Patients with a good virologic, but poor immunologic, response to HAART may remain at high risk for opportunistic infections and other HIV-related complications, especially if their CD4+ cell counts remain below 200 cells/mm3.
It is well known that CD4+ cell counts can be significantly increased by the use of interleukin-2 (IL-2), a CD4 T lymphocyte-produced cytokine. A recent study from European investigators, published in The Journal of Infectious Diseases, indicates that IL-2 can improve CD4+ cell counts in patients with a poor immunologic response to HAART. The study enrolled 13 Patients on stable HAART for at least 9 months with a viral load less than 50 copies/mL and a CD4+ cell count less than 200 cells/mm3. Before starting IL-2, despite excellent virologic suppression, these patients’ CD4+ cell counts had only risen a median of 37 cells/mm3.
After enrolment in the study, 7 of the patients immediately started the first of three IL-2 cycles, consisting of 4.5 million international units subcutaneously twice daily for 5 consecutive days every 6 weeks, while 6 of the patients continued on HAART alone for 12 weeks before starting IL-2. Following 2 cycles of IL-2, the CD4+ cell counts had risen a median of 32 cells/mm3 in the IL-2 treated group, but only 6 cells/mm3 in the HAART-only group. After all of the patients had received just 3 cycles of IL-2 (a total of about 18 weeks), the median CD4+ cell count had risen from 123 cells/mm3 at baseline to 229 cells/mm3 and 11 of 13 patients had a CD4+ cell count greater than 200 cells/mm3, a crucial value for decreasing risk of opportunistic infections. 7 patients who completed 9 IL-2 cycles had a median CD4+ cell count of approximately 500 cells/mm3 and when IL-2 was discontinued the CD4+ cell count appeared to remain stable. The viral load of these patients was not affected by IL-2 therapy.
The researchers also evaluated the nature of the CD4+ cell count rise. The rise in CD4+ cell counts was found to be associated with a significant improvement in the percentage of CD4+ lymphocytes and in the CD4:CD8 ratio. Further, the CD4+ cells resulting from IL-2 treatment were largely na•ve cells, which may have important implications regarding the patients’ immune recovery.
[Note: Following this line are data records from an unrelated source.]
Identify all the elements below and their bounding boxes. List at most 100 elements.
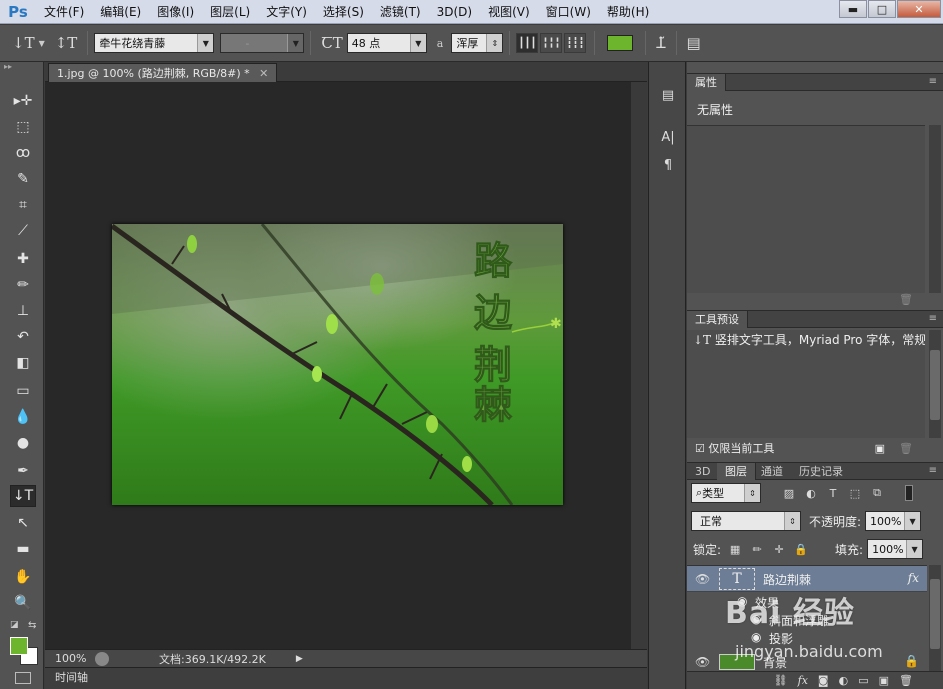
eye-icon[interactable]: 👁 — [695, 655, 710, 669]
filter-toggle[interactable] — [905, 485, 913, 501]
document-image[interactable]: 路 边 荆 棘 ✱ — [112, 224, 563, 505]
eye-icon[interactable]: 👁 — [695, 572, 710, 586]
new-group-icon[interactable]: ▭ — [858, 674, 868, 687]
align-top-button[interactable]: ┃┃┃ — [516, 33, 539, 53]
canvas-area[interactable]: 路 边 荆 棘 ✱ — [45, 82, 647, 649]
align-bottom-button[interactable]: ┇┇┇ — [564, 33, 587, 53]
eye-icon[interactable]: ◉ — [737, 594, 747, 608]
menu-file[interactable]: 文件(F) — [36, 0, 92, 24]
trash-icon[interactable]: 🗑 — [899, 293, 913, 306]
menu-3d[interactable]: 3D(D) — [429, 0, 480, 24]
tab-channels[interactable]: 通道 — [753, 463, 791, 480]
scroll-thumb[interactable] — [930, 350, 940, 420]
hand-tool-icon[interactable]: ✋ — [10, 566, 36, 588]
filter-adjustment-icon[interactable]: ◐ — [803, 485, 819, 501]
panel-menu-icon[interactable]: ≡ — [929, 76, 937, 87]
layer-row-text[interactable]: 👁 T 路边荆棘 fx — [687, 566, 927, 592]
lock-all-icon[interactable]: 🔒 — [793, 541, 809, 557]
filter-pixel-icon[interactable]: ▨ — [781, 485, 797, 501]
clone-stamp-tool-icon[interactable]: ⊥ — [10, 300, 36, 322]
foreground-color-swatch[interactable] — [10, 637, 28, 655]
trash-icon[interactable]: 🗑 — [899, 440, 913, 458]
rectangle-tool-icon[interactable]: ▬ — [10, 538, 36, 560]
gradient-tool-icon[interactable]: ▭ — [10, 380, 36, 402]
dodge-tool-icon[interactable]: ● — [10, 432, 36, 454]
vertical-type-tool-icon[interactable]: ↓T — [12, 34, 35, 52]
filter-smart-object-icon[interactable]: ⧉ — [869, 485, 885, 501]
menu-image[interactable]: 图像(I) — [149, 0, 202, 24]
menu-view[interactable]: 视图(V) — [480, 0, 538, 24]
link-layers-icon[interactable]: ⛓ — [774, 674, 788, 687]
document-tab[interactable]: 1.jpg @ 100% (路边荆棘, RGB/8#) * ✕ — [48, 63, 278, 82]
new-layer-icon[interactable]: ▣ — [879, 674, 889, 687]
lock-transparent-icon[interactable]: ▦ — [727, 541, 743, 557]
character-panel-icon[interactable]: ▤ — [687, 34, 701, 52]
menu-layer[interactable]: 图层(L) — [202, 0, 258, 24]
checkbox-icon[interactable]: ☑ — [695, 442, 705, 455]
toggle-orientation-icon[interactable]: ↕T — [55, 34, 78, 52]
brush-tool-icon[interactable]: ✏ — [10, 274, 36, 296]
menu-window[interactable]: 窗口(W) — [538, 0, 599, 24]
properties-scrollbar[interactable] — [929, 125, 941, 293]
layers-scrollbar[interactable] — [929, 565, 941, 671]
menu-edit[interactable]: 编辑(E) — [92, 0, 149, 24]
tool-preset-item[interactable]: ↓T 竖排文字工具，Myriad Pro 字体，常规 — [687, 330, 925, 350]
opacity-input[interactable]: 100% ▼ — [865, 511, 922, 531]
tool-presets-scrollbar[interactable] — [929, 330, 941, 438]
maximize-button[interactable]: □ — [868, 0, 896, 18]
layer-effects-row[interactable]: ◉ 效果 — [687, 594, 927, 612]
tab-properties[interactable]: 属性 — [687, 74, 726, 91]
lock-image-icon[interactable]: ✏ — [749, 541, 765, 557]
eraser-tool-icon[interactable]: ◧ — [10, 352, 36, 374]
zoom-tool-icon[interactable]: 🔍 — [10, 592, 36, 614]
status-info-icon[interactable] — [95, 651, 109, 666]
effect-shadow-row[interactable]: ◉ 投影 — [687, 630, 927, 648]
minimize-button[interactable]: ▬ — [839, 0, 867, 18]
panel-menu-icon[interactable]: ≡ — [929, 313, 937, 324]
tool-presets-icon[interactable]: ▤ — [657, 84, 679, 106]
paragraph-icon[interactable]: ¶ — [657, 154, 679, 176]
menu-type[interactable]: 文字(Y) — [258, 0, 315, 24]
new-preset-icon[interactable]: ▣ — [875, 440, 885, 458]
filter-shape-icon[interactable]: ⬚ — [847, 485, 863, 501]
blend-mode-select[interactable]: 正常 ⇕ — [691, 511, 801, 531]
tool-preset-chevron-icon[interactable]: ▼ — [39, 39, 45, 48]
close-tab-icon[interactable]: ✕ — [259, 67, 268, 80]
menu-help[interactable]: 帮助(H) — [599, 0, 657, 24]
layer-filter-select[interactable]: ⌕ 类型 ⇕ — [691, 483, 761, 503]
layer-name[interactable]: 路边荆棘 — [763, 571, 811, 588]
filter-type-icon[interactable]: T — [825, 485, 841, 501]
add-style-icon[interactable]: fx — [798, 674, 808, 687]
eye-icon[interactable]: ◉ — [751, 612, 761, 626]
layer-row-background[interactable]: 👁 背景 🔒 — [687, 652, 927, 672]
tab-3d[interactable]: 3D — [687, 463, 718, 480]
tab-tool-presets[interactable]: 工具预设 — [687, 311, 748, 328]
quick-select-tool-icon[interactable]: ✎ — [10, 168, 36, 190]
lasso-tool-icon[interactable]: ꝏ — [10, 142, 36, 164]
character-icon[interactable]: A| — [657, 126, 679, 148]
zoom-level[interactable]: 100% — [45, 652, 95, 665]
default-colors-icon[interactable]: ◪ — [10, 620, 19, 630]
fx-icon[interactable]: fx — [908, 571, 919, 585]
crop-tool-icon[interactable]: ⌗ — [10, 194, 36, 216]
tab-layers[interactable]: 图层 — [717, 463, 756, 480]
path-selection-tool-icon[interactable]: ↖ — [10, 512, 36, 534]
move-tool-icon[interactable]: ▸✛ — [10, 90, 36, 112]
marquee-tool-icon[interactable]: ⬚ — [10, 116, 36, 138]
eye-icon[interactable]: ◉ — [751, 630, 761, 644]
fill-input[interactable]: 100% ▼ — [867, 539, 924, 559]
healing-brush-tool-icon[interactable]: ✚ — [10, 248, 36, 270]
tab-history[interactable]: 历史记录 — [791, 463, 851, 480]
play-arrow-icon[interactable]: ▶ — [296, 654, 303, 664]
layer-name[interactable]: 背景 — [763, 654, 787, 671]
history-brush-tool-icon[interactable]: ↶ — [10, 326, 36, 348]
lock-position-icon[interactable]: ✛ — [771, 541, 787, 557]
timeline-label[interactable]: 时间轴 — [55, 671, 88, 684]
antialias-select[interactable]: 浑厚 ⇕ — [451, 33, 504, 53]
close-button[interactable]: ✕ — [897, 0, 941, 18]
vertical-type-tool-icon[interactable]: ↓T — [10, 485, 36, 507]
blur-tool-icon[interactable]: 💧 — [10, 406, 36, 428]
delete-layer-icon[interactable]: 🗑 — [899, 674, 913, 687]
warp-text-icon[interactable]: ꓕ̃ — [656, 34, 665, 52]
scroll-thumb[interactable] — [930, 579, 940, 649]
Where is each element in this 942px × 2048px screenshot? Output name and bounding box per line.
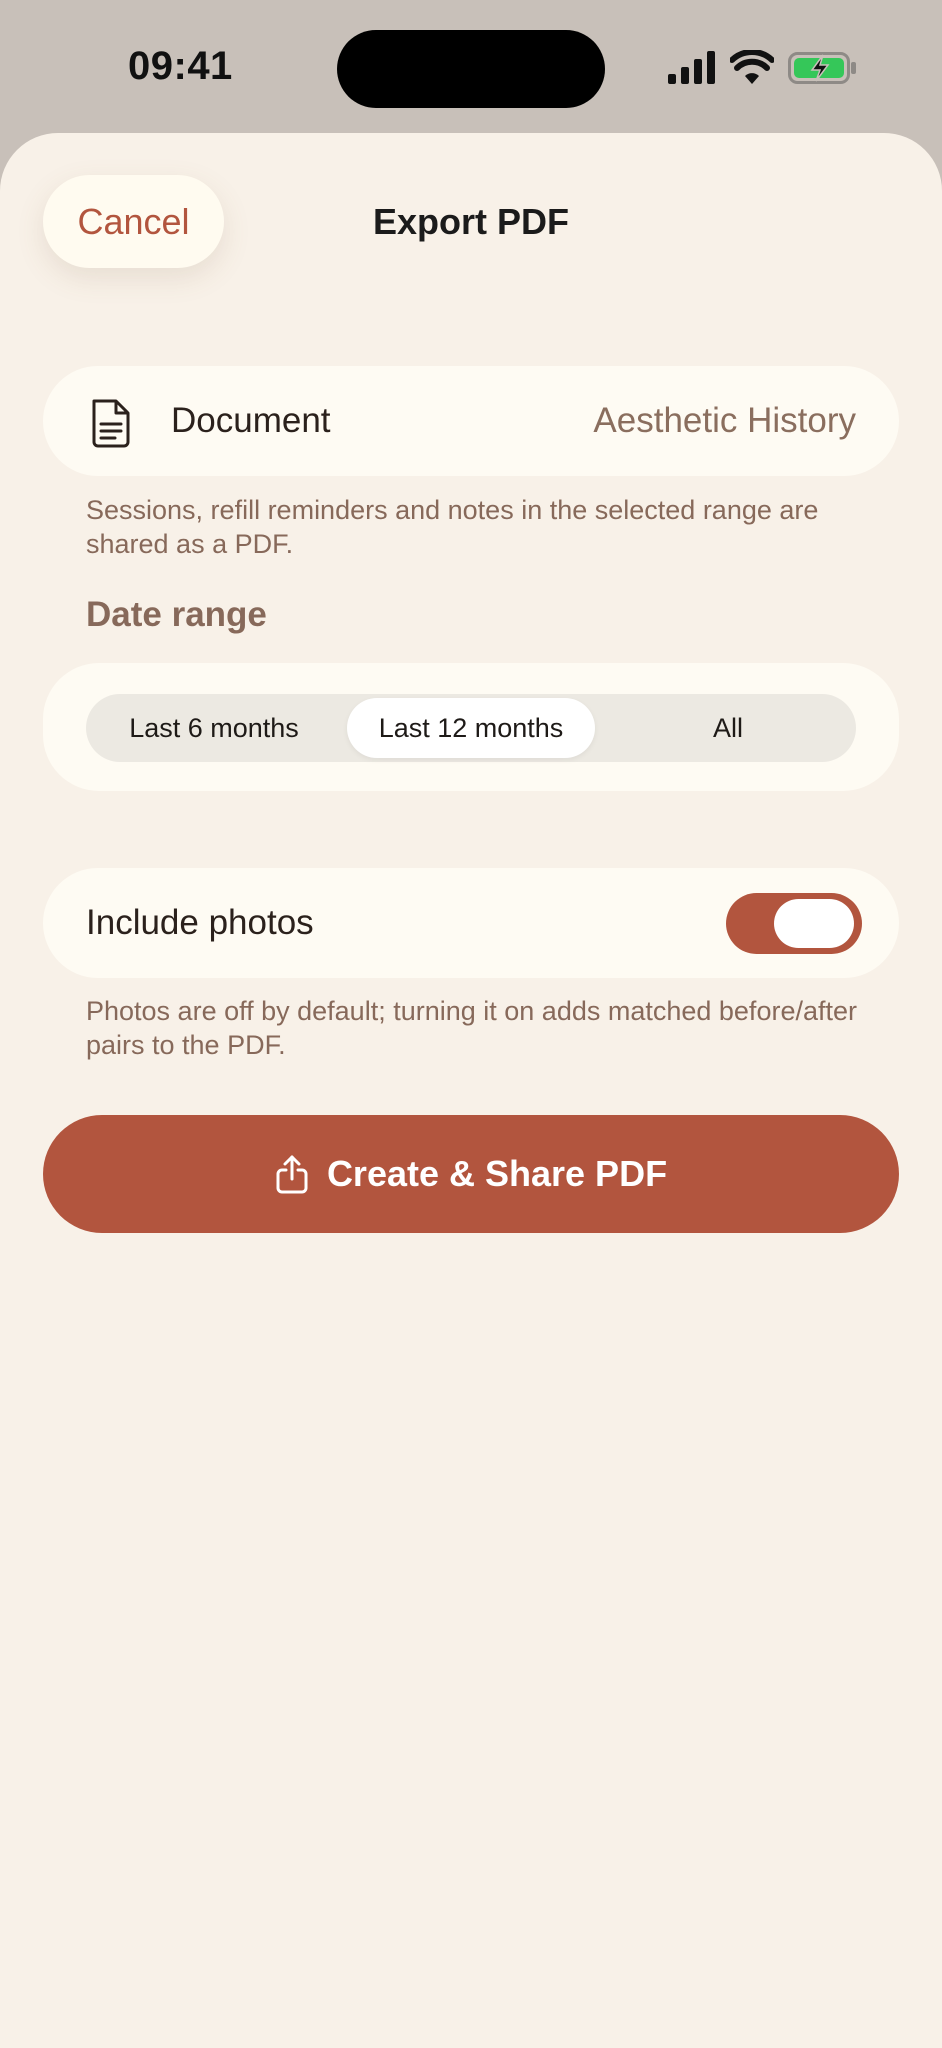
date-range-card: Last 6 months Last 12 months All [43,663,899,791]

The authors also noted that baseline levels of Bcl-2, an intracellular protein that protects cells from apoptosis (cell death), may be predictive of IL-2 response.
The authors of the study did not specifically list side effects encountered during IL-2 treatment, which commonly involves a “flu-like” syndrome that has been significant and problematic in other studies, but they stated that the treatments were “well tolerated by all patients and did not hinder daily lifestyle in most patients.” The authors concluded that their study “provides a solid basis in favour of large clinical trials aimed at defining the effects of IL-2 in the treatment of HIV-infected patients with low CD4 cell counts.”
David D and others. Rapid Effect of Interleukin-2 Therapy in Human Immunodeficiency Virus-Infected Patients whose CD4 Cell Counts Increase Only Slightly in Response to Combined Antiretroviral Treatment. The Journal of Infectious Diseases. 2001; 183: 730-5.